To validate the RNA-seq data, we selected eight representative lncRNAs (Table 1) based on the following criteria: (1) significantly upregulated by MYC by >8 fold in the RNA-seq dataset, (2) well annotated in UCSC (University of California Santa Cruz) genome browser, (3) detected with >5 reads per sample, and (4) presence of a MYC binding ChIP-seq peak proximal (+/- 0.5kb) to the lncRNA TSS. These eight lncRNAs could be grouped into three general classes: (1) host genes for small RNAs (DANCR, MIR17HG, SNHG15, SNHG16), (2) concordantly regulated sense-antisense pairs (MCM3AP-AS1, USP2-AS1), and (3) discordantly regulated sense-antisense pairs (KTN1-AS1, VPS9D1-AS1). Analysis of exon-exon junction spanning split reads supported the intron-exon gene models annotated in the UCSC genome browser hg19 for all eight lncRNA genes. Parallel nuclear run-on (NRO) and steady-state gene expression analysis by RT-qPCR (quantitative reverse transcription PCR) were performed on P493-6 cultures in the presence and absence of doxycycline. Given the precedent for sense gene regulation by proximal antisense transcripts, we also investigated expression of neighboring or overlapping transcripts where applicable. Using this strategy, RNA-seq expression data were validated at both the transcriptional and steady-state level for all eight lncRNAs. A detailed example of two of these validated genes is presented in Fig. 6; the data on the remaining 6 validated lncRNAs are shown in Figs. S2 through S7. A positive correlation (Pearson r=0.927, P=0.0027) was observed between NRO and RT-qPCR expression ratios indicating that these lncRNAs are predominantly regulated at the level of transcription.

The properties of lncRNAs can provide clues as to their function. For example, lncRNAs which execute their functions at the transcriptional level are expected to be enriched in the nucleus. To investigate the sub-cellular localization of the eight representative lncRNAs, P493-6 cells were separated into nuclear and cytoplasmic fractions and lncRNA levels assessed by RT-qPCR. Two transcripts were predominantly cytoplasmic (DANCR and SNHG16) whereas three transcripts were enriched in the nucleus (MCM3AP-AS1, MIR17HG and USP2-AS1). The remaining transcripts were evenly distributed between nucleus and cytoplasm (Fig. S8). Interestingly, a positive correlation (Pearson r=0.675, P=0.023) was observed between transcript abundance and the cytoplasmic:nuclear distribution ratio such that the more abundant lncRNAs tended to be enriched in the cytoplasm. All eight of the validated lncRNAs could be amplified from oligo dT primed cDNA libraries suggesting that these transcripts are polyadenylated, and that polyadenylation is unlikely to be a determinant of sub-cellular localization for this subset of transcripts.
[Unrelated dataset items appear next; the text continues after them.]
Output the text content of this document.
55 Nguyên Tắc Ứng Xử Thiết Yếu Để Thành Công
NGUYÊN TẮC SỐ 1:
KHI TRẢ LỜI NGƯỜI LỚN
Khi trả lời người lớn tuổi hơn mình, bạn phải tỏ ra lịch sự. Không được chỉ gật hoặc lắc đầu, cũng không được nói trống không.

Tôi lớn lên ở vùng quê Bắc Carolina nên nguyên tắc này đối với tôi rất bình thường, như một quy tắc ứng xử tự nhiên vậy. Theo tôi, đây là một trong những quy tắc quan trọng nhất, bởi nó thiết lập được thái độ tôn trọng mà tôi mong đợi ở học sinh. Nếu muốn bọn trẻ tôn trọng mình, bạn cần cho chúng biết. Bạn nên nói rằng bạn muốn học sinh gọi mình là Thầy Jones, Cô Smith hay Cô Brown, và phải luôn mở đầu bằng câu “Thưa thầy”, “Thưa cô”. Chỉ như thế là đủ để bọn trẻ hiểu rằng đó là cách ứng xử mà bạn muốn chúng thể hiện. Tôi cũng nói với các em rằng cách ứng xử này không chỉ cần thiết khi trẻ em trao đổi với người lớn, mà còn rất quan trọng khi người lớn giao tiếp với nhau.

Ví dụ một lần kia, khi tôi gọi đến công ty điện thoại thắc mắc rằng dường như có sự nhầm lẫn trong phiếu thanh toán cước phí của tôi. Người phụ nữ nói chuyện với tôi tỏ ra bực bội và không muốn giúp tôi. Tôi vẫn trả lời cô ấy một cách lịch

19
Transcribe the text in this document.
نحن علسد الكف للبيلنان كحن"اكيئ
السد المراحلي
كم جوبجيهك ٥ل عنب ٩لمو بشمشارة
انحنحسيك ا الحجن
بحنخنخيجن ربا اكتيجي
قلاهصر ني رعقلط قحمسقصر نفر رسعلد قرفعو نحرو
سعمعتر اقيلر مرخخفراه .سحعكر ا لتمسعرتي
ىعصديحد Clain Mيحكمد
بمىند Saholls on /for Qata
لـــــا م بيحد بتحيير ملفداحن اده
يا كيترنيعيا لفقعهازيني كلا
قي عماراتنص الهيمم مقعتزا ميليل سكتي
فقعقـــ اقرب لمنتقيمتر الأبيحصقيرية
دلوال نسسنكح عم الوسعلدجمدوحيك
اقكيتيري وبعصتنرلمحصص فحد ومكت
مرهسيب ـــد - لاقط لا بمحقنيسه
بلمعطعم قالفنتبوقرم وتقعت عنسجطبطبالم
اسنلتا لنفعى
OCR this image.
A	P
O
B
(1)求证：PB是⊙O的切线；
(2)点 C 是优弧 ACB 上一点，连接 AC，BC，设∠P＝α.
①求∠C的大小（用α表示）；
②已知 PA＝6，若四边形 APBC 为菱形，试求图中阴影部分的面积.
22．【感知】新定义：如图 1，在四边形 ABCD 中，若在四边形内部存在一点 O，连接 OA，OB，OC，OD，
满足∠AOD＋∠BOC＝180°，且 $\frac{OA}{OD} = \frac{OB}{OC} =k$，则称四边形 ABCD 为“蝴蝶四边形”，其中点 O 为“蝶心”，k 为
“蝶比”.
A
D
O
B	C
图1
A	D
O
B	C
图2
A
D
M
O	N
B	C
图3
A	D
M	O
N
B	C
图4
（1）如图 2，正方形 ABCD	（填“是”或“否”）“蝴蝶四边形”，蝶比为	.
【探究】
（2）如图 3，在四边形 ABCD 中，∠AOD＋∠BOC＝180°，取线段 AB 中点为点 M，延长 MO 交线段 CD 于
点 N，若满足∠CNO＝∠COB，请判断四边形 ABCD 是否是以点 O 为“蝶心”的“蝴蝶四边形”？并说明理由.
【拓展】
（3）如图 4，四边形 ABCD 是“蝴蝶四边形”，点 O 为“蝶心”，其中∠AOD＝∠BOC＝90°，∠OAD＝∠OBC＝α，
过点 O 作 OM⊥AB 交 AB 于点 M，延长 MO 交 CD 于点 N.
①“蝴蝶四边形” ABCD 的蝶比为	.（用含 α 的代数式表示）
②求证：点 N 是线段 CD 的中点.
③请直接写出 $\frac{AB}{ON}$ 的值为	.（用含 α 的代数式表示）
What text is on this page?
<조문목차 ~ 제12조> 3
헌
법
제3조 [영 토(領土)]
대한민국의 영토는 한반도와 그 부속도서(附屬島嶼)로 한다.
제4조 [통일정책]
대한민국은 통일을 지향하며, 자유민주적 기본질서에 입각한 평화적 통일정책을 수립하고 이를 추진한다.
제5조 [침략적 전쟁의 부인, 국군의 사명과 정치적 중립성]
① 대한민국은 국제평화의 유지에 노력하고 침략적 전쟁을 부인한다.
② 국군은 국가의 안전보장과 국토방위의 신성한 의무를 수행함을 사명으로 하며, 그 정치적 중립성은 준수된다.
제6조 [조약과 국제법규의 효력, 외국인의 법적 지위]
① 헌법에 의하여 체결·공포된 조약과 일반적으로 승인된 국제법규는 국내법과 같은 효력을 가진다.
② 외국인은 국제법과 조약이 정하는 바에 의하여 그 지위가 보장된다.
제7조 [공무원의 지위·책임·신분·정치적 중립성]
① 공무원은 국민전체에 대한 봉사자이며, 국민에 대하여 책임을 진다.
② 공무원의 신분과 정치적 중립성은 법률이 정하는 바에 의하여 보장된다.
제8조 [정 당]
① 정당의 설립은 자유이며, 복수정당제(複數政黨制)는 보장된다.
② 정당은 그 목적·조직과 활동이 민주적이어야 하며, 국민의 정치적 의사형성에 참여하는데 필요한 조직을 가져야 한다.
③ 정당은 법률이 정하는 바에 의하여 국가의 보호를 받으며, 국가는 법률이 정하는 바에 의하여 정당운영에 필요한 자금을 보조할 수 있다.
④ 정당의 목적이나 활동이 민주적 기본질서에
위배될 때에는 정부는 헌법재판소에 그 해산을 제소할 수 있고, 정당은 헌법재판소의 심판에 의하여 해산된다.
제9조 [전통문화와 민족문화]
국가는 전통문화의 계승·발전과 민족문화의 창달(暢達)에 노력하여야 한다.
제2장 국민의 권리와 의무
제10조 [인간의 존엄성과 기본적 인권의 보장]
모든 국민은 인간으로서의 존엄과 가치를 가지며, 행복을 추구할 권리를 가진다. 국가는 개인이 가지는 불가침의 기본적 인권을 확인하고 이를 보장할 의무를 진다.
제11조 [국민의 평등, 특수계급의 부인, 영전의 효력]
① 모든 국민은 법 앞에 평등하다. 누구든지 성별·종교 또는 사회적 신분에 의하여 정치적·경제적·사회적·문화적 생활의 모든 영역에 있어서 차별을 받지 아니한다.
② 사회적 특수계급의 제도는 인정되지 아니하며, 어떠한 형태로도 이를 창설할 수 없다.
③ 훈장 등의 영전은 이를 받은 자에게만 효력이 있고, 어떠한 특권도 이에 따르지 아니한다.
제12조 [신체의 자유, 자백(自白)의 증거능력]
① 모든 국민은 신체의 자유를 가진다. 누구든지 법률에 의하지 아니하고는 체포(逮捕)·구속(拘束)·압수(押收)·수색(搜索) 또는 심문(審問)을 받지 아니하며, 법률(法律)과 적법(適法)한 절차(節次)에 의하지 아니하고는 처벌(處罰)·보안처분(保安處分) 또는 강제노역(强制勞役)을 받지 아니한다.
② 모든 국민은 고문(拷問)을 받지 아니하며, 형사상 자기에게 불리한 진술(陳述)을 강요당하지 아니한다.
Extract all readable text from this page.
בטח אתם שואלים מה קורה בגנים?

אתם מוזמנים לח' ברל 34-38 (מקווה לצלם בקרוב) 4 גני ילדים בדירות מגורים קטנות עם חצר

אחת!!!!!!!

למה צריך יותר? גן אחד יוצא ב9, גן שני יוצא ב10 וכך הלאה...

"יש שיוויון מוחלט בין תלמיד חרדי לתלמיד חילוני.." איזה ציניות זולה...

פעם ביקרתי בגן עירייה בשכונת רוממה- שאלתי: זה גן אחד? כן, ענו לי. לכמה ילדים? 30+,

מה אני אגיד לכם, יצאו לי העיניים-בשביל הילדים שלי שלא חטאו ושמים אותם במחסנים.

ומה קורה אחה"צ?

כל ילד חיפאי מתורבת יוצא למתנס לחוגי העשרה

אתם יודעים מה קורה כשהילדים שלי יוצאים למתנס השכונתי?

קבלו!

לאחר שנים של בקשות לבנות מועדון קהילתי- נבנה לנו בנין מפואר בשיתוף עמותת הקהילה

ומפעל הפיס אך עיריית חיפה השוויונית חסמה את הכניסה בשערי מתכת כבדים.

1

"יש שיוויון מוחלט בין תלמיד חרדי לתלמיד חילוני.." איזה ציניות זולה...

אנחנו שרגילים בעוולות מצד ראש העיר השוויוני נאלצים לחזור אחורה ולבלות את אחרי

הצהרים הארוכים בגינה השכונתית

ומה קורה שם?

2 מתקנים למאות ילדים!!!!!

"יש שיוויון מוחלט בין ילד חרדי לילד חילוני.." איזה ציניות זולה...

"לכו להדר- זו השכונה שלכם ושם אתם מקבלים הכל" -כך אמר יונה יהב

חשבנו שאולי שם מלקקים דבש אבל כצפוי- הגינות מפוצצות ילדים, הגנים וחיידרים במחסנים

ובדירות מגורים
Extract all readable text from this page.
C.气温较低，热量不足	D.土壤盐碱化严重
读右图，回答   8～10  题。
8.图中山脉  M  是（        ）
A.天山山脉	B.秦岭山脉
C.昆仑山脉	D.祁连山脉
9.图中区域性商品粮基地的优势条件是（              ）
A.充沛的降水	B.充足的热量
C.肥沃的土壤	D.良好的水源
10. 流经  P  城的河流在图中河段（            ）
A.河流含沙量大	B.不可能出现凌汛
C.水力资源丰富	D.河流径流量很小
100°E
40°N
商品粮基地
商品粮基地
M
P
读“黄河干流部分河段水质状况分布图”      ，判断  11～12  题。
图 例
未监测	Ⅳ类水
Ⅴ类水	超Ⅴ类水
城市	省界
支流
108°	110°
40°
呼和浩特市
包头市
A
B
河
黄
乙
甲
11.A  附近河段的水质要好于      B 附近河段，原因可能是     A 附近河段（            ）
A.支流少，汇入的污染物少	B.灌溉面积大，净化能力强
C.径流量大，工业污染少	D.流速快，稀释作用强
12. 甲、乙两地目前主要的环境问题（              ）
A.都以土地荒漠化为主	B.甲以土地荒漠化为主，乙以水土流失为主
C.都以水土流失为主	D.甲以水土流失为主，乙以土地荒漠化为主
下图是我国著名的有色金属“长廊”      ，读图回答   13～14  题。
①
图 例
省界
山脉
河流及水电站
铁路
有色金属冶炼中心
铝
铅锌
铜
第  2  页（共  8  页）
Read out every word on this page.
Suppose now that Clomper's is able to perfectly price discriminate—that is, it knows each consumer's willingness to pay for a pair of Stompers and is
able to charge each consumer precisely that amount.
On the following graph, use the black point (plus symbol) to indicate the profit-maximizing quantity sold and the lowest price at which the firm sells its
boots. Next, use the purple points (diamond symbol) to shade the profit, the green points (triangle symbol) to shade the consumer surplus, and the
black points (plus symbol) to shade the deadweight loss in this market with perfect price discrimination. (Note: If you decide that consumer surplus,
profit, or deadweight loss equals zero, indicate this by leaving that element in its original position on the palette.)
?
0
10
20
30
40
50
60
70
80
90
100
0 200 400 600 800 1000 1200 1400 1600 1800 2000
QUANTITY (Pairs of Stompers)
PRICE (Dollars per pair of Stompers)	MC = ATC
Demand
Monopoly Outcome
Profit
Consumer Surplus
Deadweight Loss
Determination of transcript stability can be informative with respect to function as one class of lncRNAs (the PROMPTs or PROMoter uPstream Transcripts) is known to be highly unstable [60]. Equally, non-functional transcripts which arise as a result of ‘noisy transcription’ might also be expected to be short-lived. To investigate the transcript half-lives of the eight representative lncRNAs, P493-6 cultures were treated with Actinomycin D in order to inhibit transcription [61], RNA was collected over a series of time points, transcript levels were measured by PCR, and transcript half-lives (t1/2) calculated (Fig. S9, Table 1). The half-lives of MYC (fast turnover: t1/2=30 minutes) and GAPDH (slow turnover: t1/2=215 minutes) were also measured for comparison. The eight lncRNAs showed transcript stabilities that extended from half-lives of 132 minutes (DANCR) to 25 minutes (MIR17HG). These results demonstrate that the eight validated lncRNAs have mRNA-like stability properties and are unlikely to be PROMPTs (despite some being promoter-overlapping) or a consequence of transcriptional noise.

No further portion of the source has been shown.